Here are examples of questions I’m currently trying to answer:

  1. Are there moral rules which must always be obeyed? If so, then dirty hands actions can never be done. A rule would forbid them. But that means the terrorist’s bombs will explode with mass casualties, and Simon and Joe will both fall off the mountain.
  2. Could the gravity of a situation be so great rules must be broken? An example I’ll explain more fully next time is of a householder giving shelter to someone trying to escape a murderer – then the murderer bangs on the door and demands to know where his intended victim went – do you say ‘Come on in, he’s inside …’ or do you point into the distance and say ‘he went that way’? A man’s life depends on you lying.
  3. Might a dirty hands action be so awful that it could never be justified no matter how terrible the consequences? Philosophers ask, ‘If the terrorist won’t tell where the bombs lie, could you torture his (wholly innocent) wife to force the terrorist’s confession?’ Could that ever be right?
  4. Might dirty hands actions be justified only if the consequences of doing nothing reached a certain level of awfulness? Some suggest torturing the terrorist wouldn’t be justified if only a few would be killed by his bombs, but it would be entirely different if the terrorist had planted a nuclear bomb which would destroy millions.
  5. If someone is a moral rule-keeper and refuses to do ‘what needs to be done’ (a dirty hands action), and there are dreadful consequences, should the rule-keeper be blamed, and perhaps held legally liable? For example, a beach life-guard has promised to be home in time for his daughter’s birthday party, but just before he leaves his post he’s told someone is drowning in the waves.

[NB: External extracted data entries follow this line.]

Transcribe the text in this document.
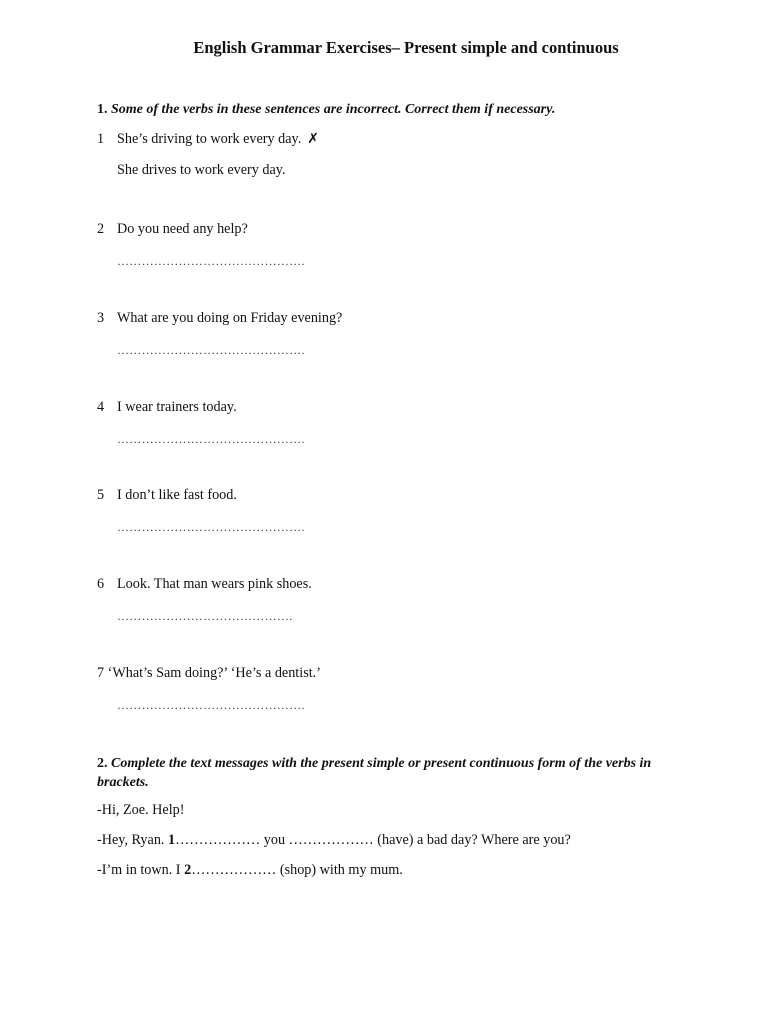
English Grammar Exercises– Present simple and continuous
1. Some of the verbs in these sentences are incorrect. Correct them if necessary.
1 She’s driving to work every day. ✗
She drives to work every day.
2 Do you need any help?
……………………………………….
3 What are you doing on Friday evening?
……………………………………….
4 I wear trainers today.
……………………………………….
5 I don’t like fast food.
……………………………………….
6 Look. That man wears pink shoes.
…………………………………….
7 ‘What’s Sam doing?’ ‘He’s a dentist.’
……………………………………….
2. Complete the text messages with the present simple or present continuous form of the verbs in brackets.
-Hi, Zoe. Help!
-Hey, Ryan. 1……………… you ……………… (have) a bad day? Where are you?
-I’m in town. I 2……………… (shop) with my mum.
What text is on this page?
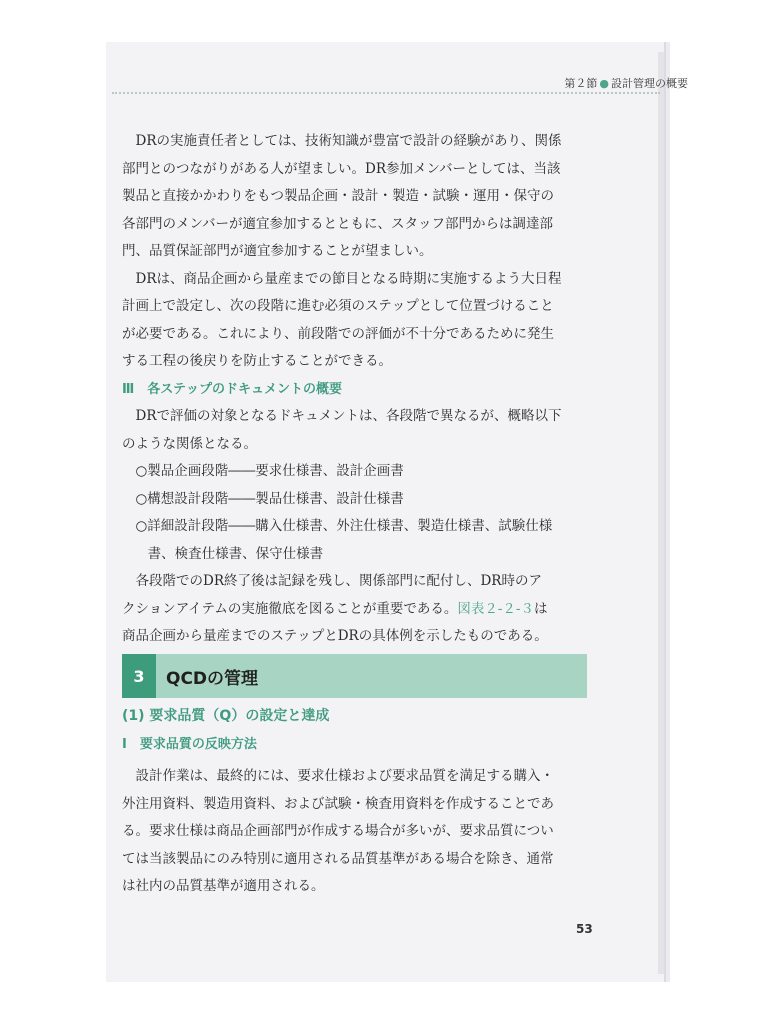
第２節 ● 設計管理の概要
DRの実施責任者としては、技術知識が豊富で設計の経験があり、関係
部門とのつながりがある人が望ましい。DR参加メンバーとしては、当該
製品と直接かかわりをもつ製品企画・設計・製造・試験・運用・保守の
各部門のメンバーが適宜参加するとともに、スタッフ部門からは調達部
門、品質保証部門が適宜参加することが望ましい。
DRは、商品企画から量産までの節目となる時期に実施するよう大日程
計画上で設定し、次の段階に進む必須のステップとして位置づけること
が必要である。これにより、前段階での評価が不十分であるために発生
する工程の後戻りを防止することができる。
Ⅲ　各ステップのドキュメントの概要
DRで評価の対象となるドキュメントは、各段階で異なるが、概略以下
のような関係となる。
○製品企画段階――要求仕様書、設計企画書
○構想設計段階――製品仕様書、設計仕様書
○詳細設計段階――購入仕様書、外注仕様書、製造仕様書、試験仕様
書、検査仕様書、保守仕様書
各段階でのDR終了後は記録を残し、関係部門に配付し、DR時のア
クションアイテムの実施徹底を図ることが重要である。図表２-２-３は
商品企画から量産までのステップとDRの具体例を示したものである。
3	QCDの管理
(1) 要求品質（Q）の設定と達成
Ⅰ　要求品質の反映方法
設計作業は、最終的には、要求仕様および要求品質を満足する購入・
外注用資料、製造用資料、および試験・検査用資料を作成することであ
る。要求仕様は商品企画部門が作成する場合が多いが、要求品質につい
ては当該製品にのみ特別に適用される品質基準がある場合を除き、通常
は社内の品質基準が適用される。
53
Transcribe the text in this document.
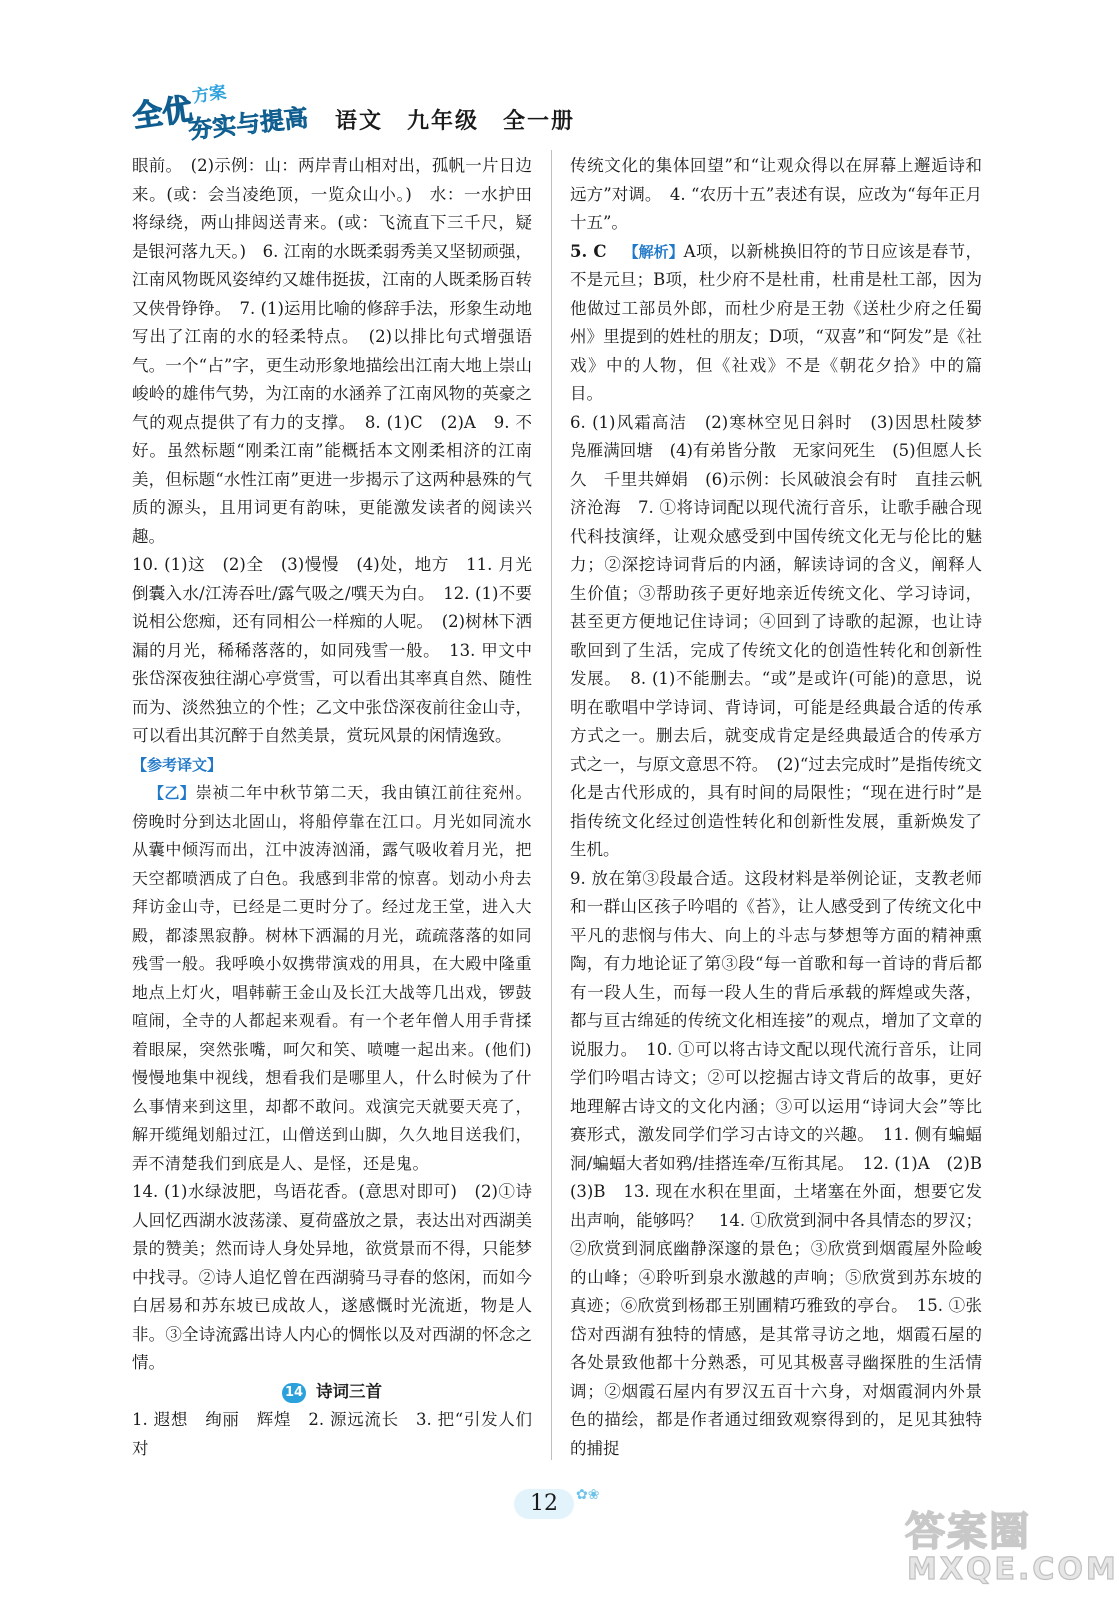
方案
全优
夯实与提高 语文　九年级　全一册

眼前。　(2)示例：山：两岸青山相对出，孤帆一片日边来。(或：会当凌绝顶，一览众山小。)　水：一水护田将绿绕，两山排闼送青来。(或：飞流直下三千尺，疑是银河落九天。)　6. 江南的水既柔弱秀美又坚韧顽强，江南风物既风姿绰约又雄伟挺拔，江南的人既柔肠百转又侠骨铮铮。　7. (1)运用比喻的修辞手法，形象生动地写出了江南的水的轻柔特点。　(2)以排比句式增强语气。一个“占”字，更生动形象地描绘出江南大地上崇山峻岭的雄伟气势，为江南的水涵养了江南风物的英豪之气的观点提供了有力的支撑。　8. (1)C　(2)A　9. 不好。虽然标题“刚柔江南”能概括本文刚柔相济的江南美，但标题“水性江南”更进一步揭示了这两种悬殊的气质的源头，且用词更有韵味，更能激发读者的阅读兴趣。

10. (1)这　(2)全　(3)慢慢　(4)处，地方　11. 月光倒囊入水/江涛吞吐/露气吸之/噀天为白。　12. (1)不要说相公您痴，还有同相公一样痴的人呢。　(2)树林下洒漏的月光，稀稀落落的，如同残雪一般。　13. 甲文中张岱深夜独往湖心亭赏雪，可以看出其率真自然、随性而为、淡然独立的个性；乙文中张岱深夜前往金山寺，可以看出其沉醉于自然美景，赏玩风景的闲情逸致。

【参考译文】

　【乙】崇祯二年中秋节第二天，我由镇江前往兖州。傍晚时分到达北固山，将船停靠在江口。月光如同流水从囊中倾泻而出，江中波涛汹涌，露气吸收着月光，把天空都喷洒成了白色。我感到非常的惊喜。划动小舟去拜访金山寺，已经是二更时分了。经过龙王堂，进入大殿，都漆黑寂静。树林下洒漏的月光，疏疏落落的如同残雪一般。我呼唤小奴携带演戏的用具，在大殿中隆重地点上灯火，唱韩蕲王金山及长江大战等几出戏，锣鼓喧闹，全寺的人都起来观看。有一个老年僧人用手背揉着眼屎，突然张嘴，呵欠和笑、喷嚏一起出来。(他们)慢慢地集中视线，想看我们是哪里人，什么时候为了什么事情来到这里，却都不敢问。戏演完天就要天亮了，解开缆绳划船过江，山僧送到山脚，久久地目送我们，弄不清楚我们到底是人、是怪，还是鬼。

14. (1)水绿波肥，鸟语花香。(意思对即可)　(2)①诗人回忆西湖水波荡漾、夏荷盛放之景，表达出对西湖美景的赞美；然而诗人身处异地，欲赏景而不得，只能梦中找寻。②诗人追忆曾在西湖骑马寻春的悠闲，而如今白居易和苏东坡已成故人，遂感慨时光流逝，物是人非。③全诗流露出诗人内心的惆怅以及对西湖的怀念之情。

14 诗词三首

1. 遐想　绚丽　辉煌　2. 源远流长　3. 把“引发人们对

传统文化的集体回望”和“让观众得以在屏幕上邂逅诗和远方”对调。　4. “农历十五”表述有误，应改为“每年正月十五”。

5. C　 【解析】A项，以新桃换旧符的节日应该是春节，不是元旦；B项，杜少府不是杜甫，杜甫是杜工部，因为他做过工部员外郎，而杜少府是王勃《送杜少府之任蜀州》里提到的姓杜的朋友；D项，“双喜”和“阿发”是《社戏》中的人物，但《社戏》不是《朝花夕拾》中的篇目。

6. (1)风霜高洁　(2)寒林空见日斜时　(3)因思杜陵梦　凫雁满回塘　(4)有弟皆分散　无家问死生　(5)但愿人长久　千里共婵娟　(6)示例：长风破浪会有时　直挂云帆济沧海　7. ①将诗词配以现代流行音乐，让歌手融合现代科技演绎，让观众感受到中国传统文化无与伦比的魅力；②深挖诗词背后的内涵，解读诗词的含义，阐释人生价值；③帮助孩子更好地亲近传统文化、学习诗词，甚至更方便地记住诗词；④回到了诗歌的起源，也让诗歌回到了生活，完成了传统文化的创造性转化和创新性发展。　8. (1)不能删去。“或”是或许(可能)的意思，说明在歌唱中学诗词、背诗词，可能是经典最合适的传承方式之一。删去后，就变成肯定是经典最适合的传承方式之一，与原文意思不符。　(2)“过去完成时”是指传统文化是古代形成的，具有时间的局限性；“现在进行时”是指传统文化经过创造性转化和创新性发展，重新焕发了生机。

9. 放在第③段最合适。这段材料是举例论证，支教老师和一群山区孩子吟唱的《苔》，让人感受到了传统文化中平凡的悲悯与伟大、向上的斗志与梦想等方面的精神熏陶，有力地论证了第③段“每一首歌和每一首诗的背后都有一段人生，而每一段人生的背后承载的辉煌或失落，都与亘古绵延的传统文化相连接”的观点，增加了文章的说服力。　10. ①可以将古诗文配以现代流行音乐，让同学们吟唱古诗文；②可以挖掘古诗文背后的故事，更好地理解古诗文的文化内涵；③可以运用“诗词大会”等比赛形式，激发同学们学习古诗文的兴趣。　11. 侧有蝙蝠洞/蝙蝠大者如鸦/挂搭连牵/互衔其尾。　12. (1)A　(2)B　(3)B　13. 现在水积在里面，土堵塞在外面，想要它发出声响，能够吗？　14. ①欣赏到洞中各具情态的罗汉；②欣赏到洞底幽静深邃的景色；③欣赏到烟霞屋外险峻的山峰；④聆听到泉水激越的声响；⑤欣赏到苏东坡的真迹；⑥欣赏到杨郡王别圃精巧雅致的亭台。　15. ①张岱对西湖有独特的情感，是其常寻访之地，烟霞石屋的各处景致他都十分熟悉，可见其极喜寻幽探胜的生活情调；②烟霞石屋内有罗汉五百十六身，对烟霞洞内外景色的描绘，都是作者通过细致观察得到的，足见其独特的捕捉

12	✿❀
答案圈
MXQE.COM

But, he’s a rule-keeper and can’t break his promise to be present at the party. Besides, his shift-time is over, so home he goes. The person in the waves drowns. The lifeguard kept his promise, but will he not be blamed because someone died whose life he could have saved?

Thankfully the philosophical world is not on tip toes waiting for my answers to these questions. All debate will not screech to a halt because of what I write. But I’m glad to be studying something which impacts all of us. Not you? Are you sure? Next time someone you care about – a spouse, a son or daughter, your best friend, has an appalling hair cut or wears outrageous clothes, and asks ‘Do I look good in this?’ what will you say? The truth, or a lie…?

If it’s any comfort, in the next blog I’ll explain why rules matter, and why sometimes they just can’t be followed.

[1] The book details can be found here: https://www.penguin.co.uk/books/357672/touching-the-void-by-simpson-joe/9780099511748

[2] A crevasse can be 150ft/45m deep.

[3] My elite mountaineer friend Rick told me what Simon did was exactly right. Climbers understand and accept that two shouldn’t die when one could live. In fact Joe did not die, but everything that followed his plunge into a crevasse is one of the most remarkable survival stories ever recorded. Read the book!